Checklisting

April 21, 2015 § 11 Comments

You old timers know of my fondness for what I refer to as “Checklists” — those lists of factors that apply in various cases in chancery court. Newcomers may not be acquainted with the concept, so I republish this list of checklists every now and then to spread the word. It’s a concept I’ve referred to as “Trial by Checklist.”

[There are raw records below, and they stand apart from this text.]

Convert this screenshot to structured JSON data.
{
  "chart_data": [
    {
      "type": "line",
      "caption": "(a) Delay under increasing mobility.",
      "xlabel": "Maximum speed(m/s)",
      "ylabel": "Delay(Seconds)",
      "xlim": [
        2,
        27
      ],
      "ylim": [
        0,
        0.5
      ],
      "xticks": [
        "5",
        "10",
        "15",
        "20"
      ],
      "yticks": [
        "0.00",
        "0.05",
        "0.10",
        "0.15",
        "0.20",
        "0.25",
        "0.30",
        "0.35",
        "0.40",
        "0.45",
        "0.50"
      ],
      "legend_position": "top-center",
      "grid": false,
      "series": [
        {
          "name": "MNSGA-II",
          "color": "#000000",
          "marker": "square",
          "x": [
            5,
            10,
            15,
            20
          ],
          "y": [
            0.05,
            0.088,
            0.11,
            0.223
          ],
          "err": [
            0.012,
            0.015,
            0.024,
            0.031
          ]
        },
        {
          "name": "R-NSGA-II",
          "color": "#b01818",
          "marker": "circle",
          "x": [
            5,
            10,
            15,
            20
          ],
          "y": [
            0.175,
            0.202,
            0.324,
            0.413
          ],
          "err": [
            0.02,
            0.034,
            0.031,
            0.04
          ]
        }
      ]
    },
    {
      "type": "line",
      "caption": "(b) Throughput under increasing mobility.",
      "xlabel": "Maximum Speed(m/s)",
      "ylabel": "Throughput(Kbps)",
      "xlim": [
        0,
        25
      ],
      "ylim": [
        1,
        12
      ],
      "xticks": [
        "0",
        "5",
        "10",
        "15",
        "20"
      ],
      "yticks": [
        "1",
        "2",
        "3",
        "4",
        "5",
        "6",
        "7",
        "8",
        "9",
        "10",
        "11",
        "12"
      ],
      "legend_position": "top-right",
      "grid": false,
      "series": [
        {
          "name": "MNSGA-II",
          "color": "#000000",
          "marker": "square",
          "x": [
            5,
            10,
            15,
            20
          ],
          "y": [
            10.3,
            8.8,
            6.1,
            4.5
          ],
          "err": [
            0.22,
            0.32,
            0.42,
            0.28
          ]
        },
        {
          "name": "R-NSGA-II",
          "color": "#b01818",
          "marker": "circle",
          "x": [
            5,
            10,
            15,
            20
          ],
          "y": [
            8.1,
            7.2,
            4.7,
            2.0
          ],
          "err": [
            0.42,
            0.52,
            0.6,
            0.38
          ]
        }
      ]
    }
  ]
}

The idea is that the chancellor is required to address various factors in various types of cases. If you are not putting on evidence to support the judge’s findings of fact under each of those factors, then you are: (a) losing the case; and (b) failing in your duty to represent your client, as well as wasting the court’s time; and (c) committing malpractice.

Here they are:

Attorney’s fees.

Attorney’s fees in an estate.

Adverse possession.

Child custody.

Child support.

Grandparent visitation.

Equitable distribution.

Income tax dependency exemption.

Modification of child support.

Periodic and rehabilitative alimony.

Lump sum alimony.

Separate maintenance.

And here are two checklists that will help you in probate matters:

Closing an estate.

Doing an accounting in a probate matter.

My recommendation is that you keep each checklist, with citation of authorities, handy, either in a notebook or accessible in your computer where you can photocopy or print them out each time you have a case involving them. For instance, in a divorce case, you might need the checklists for child custody, child support, equitable distribution, and alimony. then, as you prepare, tailor your proof to make a record as to each factor. At trial, you can use each checklist as a template for presentation of your case.

In my courtroom, I keep a notebook on each side of the room with every checklist for lawyers to have handy in a pinch.

Bear in mind that if the judge does not have the proof to support her findings on the applicable factors, your case is in jeopardy on appeal — that is, if the judge somehow ruled in your favor in the first place.